The Mexican government on Monday announced a sweeping proposal to limit the reach of telecoms tycoon Carlos Slim and broadcasting giant Televisa as part of efforts to boost competition in Latin America’s second-biggest economy.
The bill, which forms part of the most ambitious economic reform agenda in a generation, seeks to establish a powerful industry regulator armed with an array of tools to curb companies’ control of markets, while opening up space for new investors.
Experts have long insisted that the abundance of public and private-sector monopolies and duopolies in Mexico hampers competition drives up prices for consumers and reduces overall economic growth.
As part of his modernising reform agenda, centrist President Enrique Peña Nieto of the Institutional Revolutionary Party (PRI), who took office in December, has vowed to triple the country’s annual average growth rate during most of the 2000s to about 6 per cent.
Shares in América Móvil, Mr Slim’s pan-American telecoms provider which controls 70 per cent of the cellular market in Mexico, fell more than 3 per cent on the news.
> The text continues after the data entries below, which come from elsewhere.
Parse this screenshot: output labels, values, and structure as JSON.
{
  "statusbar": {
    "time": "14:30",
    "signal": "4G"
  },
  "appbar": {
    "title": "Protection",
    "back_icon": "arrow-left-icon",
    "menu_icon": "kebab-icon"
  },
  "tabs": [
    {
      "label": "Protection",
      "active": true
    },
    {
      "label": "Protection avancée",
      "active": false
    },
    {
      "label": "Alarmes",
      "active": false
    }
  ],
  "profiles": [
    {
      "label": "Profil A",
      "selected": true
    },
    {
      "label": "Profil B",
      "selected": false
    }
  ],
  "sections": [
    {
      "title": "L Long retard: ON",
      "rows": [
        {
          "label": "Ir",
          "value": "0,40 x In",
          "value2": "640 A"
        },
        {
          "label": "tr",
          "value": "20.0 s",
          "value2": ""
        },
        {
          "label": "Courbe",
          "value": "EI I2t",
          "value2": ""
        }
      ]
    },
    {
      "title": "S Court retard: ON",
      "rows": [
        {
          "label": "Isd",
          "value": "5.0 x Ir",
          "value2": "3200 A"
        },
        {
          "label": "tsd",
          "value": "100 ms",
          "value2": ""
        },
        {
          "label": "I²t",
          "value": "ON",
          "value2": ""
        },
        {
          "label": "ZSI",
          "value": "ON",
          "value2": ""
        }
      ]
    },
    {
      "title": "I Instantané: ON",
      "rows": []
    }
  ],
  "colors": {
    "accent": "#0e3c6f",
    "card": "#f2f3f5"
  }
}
Shares in Televisa, which controls more than 60 per cent of free-to-air broadcasting, fell just under 1 per cent before recovering the lost ground later in the day.
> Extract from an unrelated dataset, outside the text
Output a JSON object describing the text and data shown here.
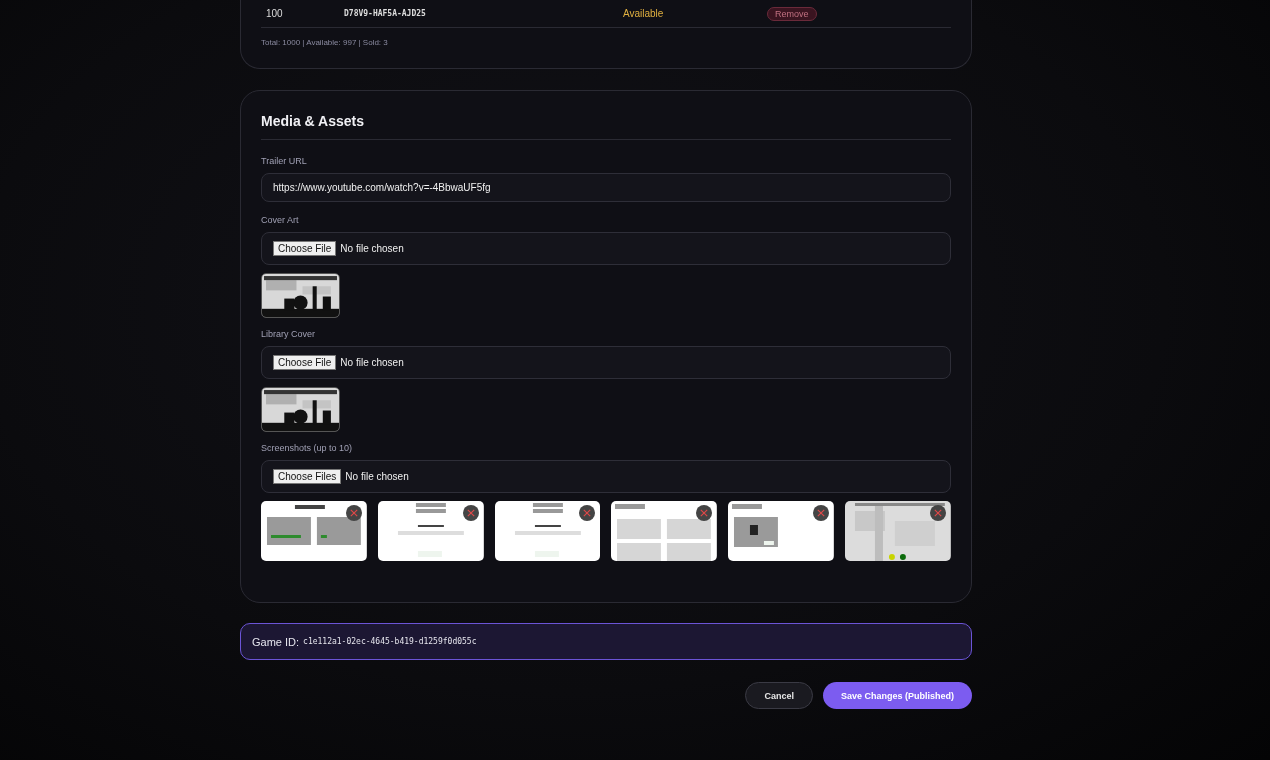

Under the proposal, the new regulator for telecoms and television, to be called the Federal Telecommunications Institute, would be able to classify as “dominant” any company with a more than 50 per cent share of the market.
Such companies could then be subject to a host of sanctions, ranging from so-called asymmetric regulations on pricing to benefit smaller companies, to fines and even forced asset sales.
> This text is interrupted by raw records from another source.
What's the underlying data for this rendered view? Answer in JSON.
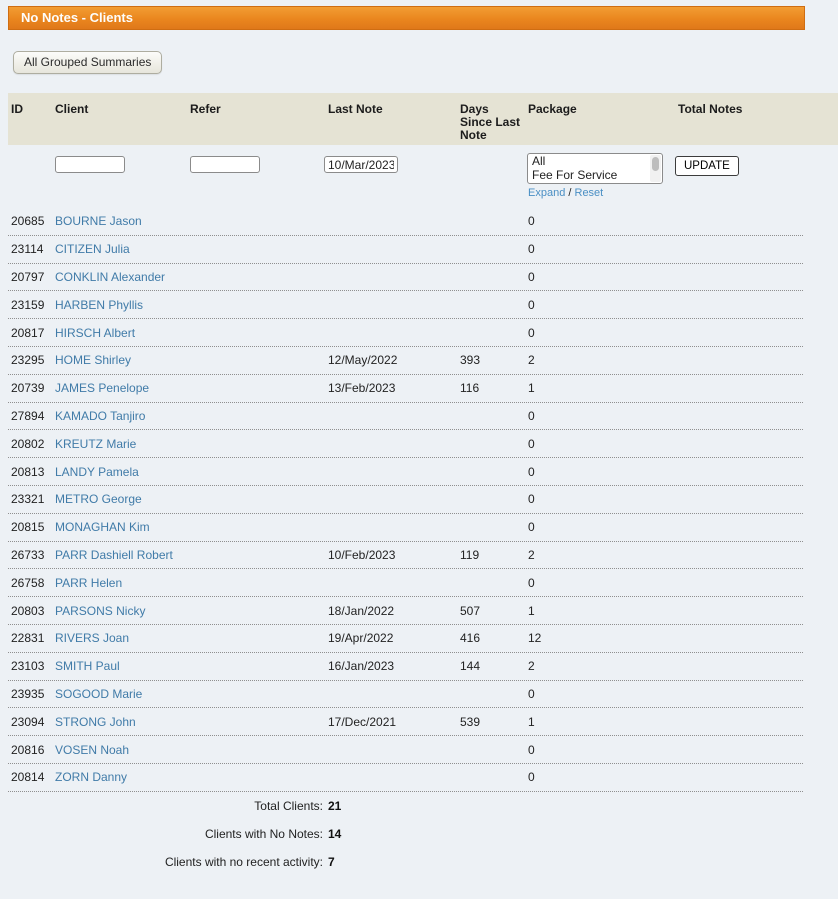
{
  "title_bar": {
    "text": "No Notes - Clients"
  },
  "toolbar": {
    "grouped_summaries_label": "All Grouped Summaries"
  },
  "filters": {
    "client_value": "",
    "refer_value": "",
    "last_note_value": "10/Mar/2023",
    "package_options": [
      "All",
      "Fee For Service"
    ],
    "expand_label": "Expand",
    "separator": "/",
    "reset_label": "Reset",
    "update_label": "UPDATE"
  },
  "table": {
    "headers": {
      "id": "ID",
      "client": "Client",
      "refer": "Refer",
      "last_note": "Last Note",
      "days_since": "Days Since Last Note",
      "package": "Package",
      "total_notes": "Total Notes"
    },
    "rows": [
      {
        "id": "20685",
        "client": "BOURNE Jason",
        "refer": "",
        "last_note": "",
        "days_since": "",
        "total_notes": "0"
      },
      {
        "id": "23114",
        "client": "CITIZEN Julia",
        "refer": "",
        "last_note": "",
        "days_since": "",
        "total_notes": "0"
      },
      {
        "id": "20797",
        "client": "CONKLIN Alexander",
        "refer": "",
        "last_note": "",
        "days_since": "",
        "total_notes": "0"
      },
      {
        "id": "23159",
        "client": "HARBEN Phyllis",
        "refer": "",
        "last_note": "",
        "days_since": "",
        "total_notes": "0"
      },
      {
        "id": "20817",
        "client": "HIRSCH Albert",
        "refer": "",
        "last_note": "",
        "days_since": "",
        "total_notes": "0"
      },
      {
        "id": "23295",
        "client": "HOME Shirley",
        "refer": "",
        "last_note": "12/May/2022",
        "days_since": "393",
        "total_notes": "2"
      },
      {
        "id": "20739",
        "client": "JAMES Penelope",
        "refer": "",
        "last_note": "13/Feb/2023",
        "days_since": "116",
        "total_notes": "1"
      },
      {
        "id": "27894",
        "client": "KAMADO Tanjiro",
        "refer": "",
        "last_note": "",
        "days_since": "",
        "total_notes": "0"
      },
      {
        "id": "20802",
        "client": "KREUTZ Marie",
        "refer": "",
        "last_note": "",
        "days_since": "",
        "total_notes": "0"
      },
      {
        "id": "20813",
        "client": "LANDY Pamela",
        "refer": "",
        "last_note": "",
        "days_since": "",
        "total_notes": "0"
      },
      {
        "id": "23321",
        "client": "METRO George",
        "refer": "",
        "last_note": "",
        "days_since": "",
        "total_notes": "0"
      },
      {
        "id": "20815",
        "client": "MONAGHAN Kim",
        "refer": "",
        "last_note": "",
        "days_since": "",
        "total_notes": "0"
      },
      {
        "id": "26733",
        "client": "PARR Dashiell Robert",
        "refer": "",
        "last_note": "10/Feb/2023",
        "days_since": "119",
        "total_notes": "2"
      },
      {
        "id": "26758",
        "client": "PARR Helen",
        "refer": "",
        "last_note": "",
        "days_since": "",
        "total_notes": "0"
      },
      {
        "id": "20803",
        "client": "PARSONS Nicky",
        "refer": "",
        "last_note": "18/Jan/2022",
        "days_since": "507",
        "total_notes": "1"
      },
      {
        "id": "22831",
        "client": "RIVERS Joan",
        "refer": "",
        "last_note": "19/Apr/2022",
        "days_since": "416",
        "total_notes": "12"
      },
      {
        "id": "23103",
        "client": "SMITH Paul",
        "refer": "",
        "last_note": "16/Jan/2023",
        "days_since": "144",
        "total_notes": "2"
      },
      {
        "id": "23935",
        "client": "SOGOOD Marie",
        "refer": "",
        "last_note": "",
        "days_since": "",
        "total_notes": "0"
      },
      {
        "id": "23094",
        "client": "STRONG John",
        "refer": "",
        "last_note": "17/Dec/2021",
        "days_since": "539",
        "total_notes": "1"
      },
      {
        "id": "20816",
        "client": "VOSEN Noah",
        "refer": "",
        "last_note": "",
        "days_since": "",
        "total_notes": "0"
      },
      {
        "id": "20814",
        "client": "ZORN Danny",
        "refer": "",
        "last_note": "",
        "days_since": "",
        "total_notes": "0"
      }
    ]
  },
  "summary": [
    {
      "label": "Total Clients:",
      "value": "21"
    },
    {
      "label": "Clients with No Notes:",
      "value": "14"
    },
    {
      "label": "Clients with no recent activity:",
      "value": "7"
    }
  ],
  "colors": {
    "accent_orange": "#ea861e",
    "header_beige": "#e5e3d4",
    "link_blue": "#407ba8",
    "action_link_blue": "#4a8fc4",
    "page_bg": "#edf1f5"
  }
}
On broadcasting, the proposal envisages obliging existing television networks to offer their free-to-air programming at no cost to cable operators as well as force television cable companies to carry all channels.
It also seeks to prize open the spectrum for new entrants by creating two new free-to-air television channels, and by raising current limits on foreign ownership of telecoms and television companies.
Surrounded by the heads of all of Mexico’s main parties, who gave their open support to the plan, Mr Peña Nieto said: “We must create incentives for competition in all sectors [of the economy] and modernise our telecommunications.”
Meanwhile, César Camacho, head of Mr Peña Nieto’s PRI, said that the changes would “bring about a true revolution”.
In a statement on Monday afternoon, Televisa, the world’s largest Spanish-language broadcaster, said that it supported the proposals. “For several months, we have been saying that Mexico needs to modernise its telecommunications and broadcasting sectors.”
The company, which has made heavy investments in telecoms in an effort to chip away at Mr Slim’s empire, said it looked forward to competing “on a more level playing field”.
Late on Monday, América Móvil said it welcomed the reform proposal, which it called “a new phase in the development of telecommunications and broadcasting in Mexico”. It added that it supported the increase in limits on foreign ownership in the telecoms sector, describing it as a “necessary factor to increase the financial investment, both domestic and foreign, that the sector requires”.
The company’s shares have fallen about 11 per cent since the start of this year largely on the back of weaker-than-expected results for the last three months of 2012.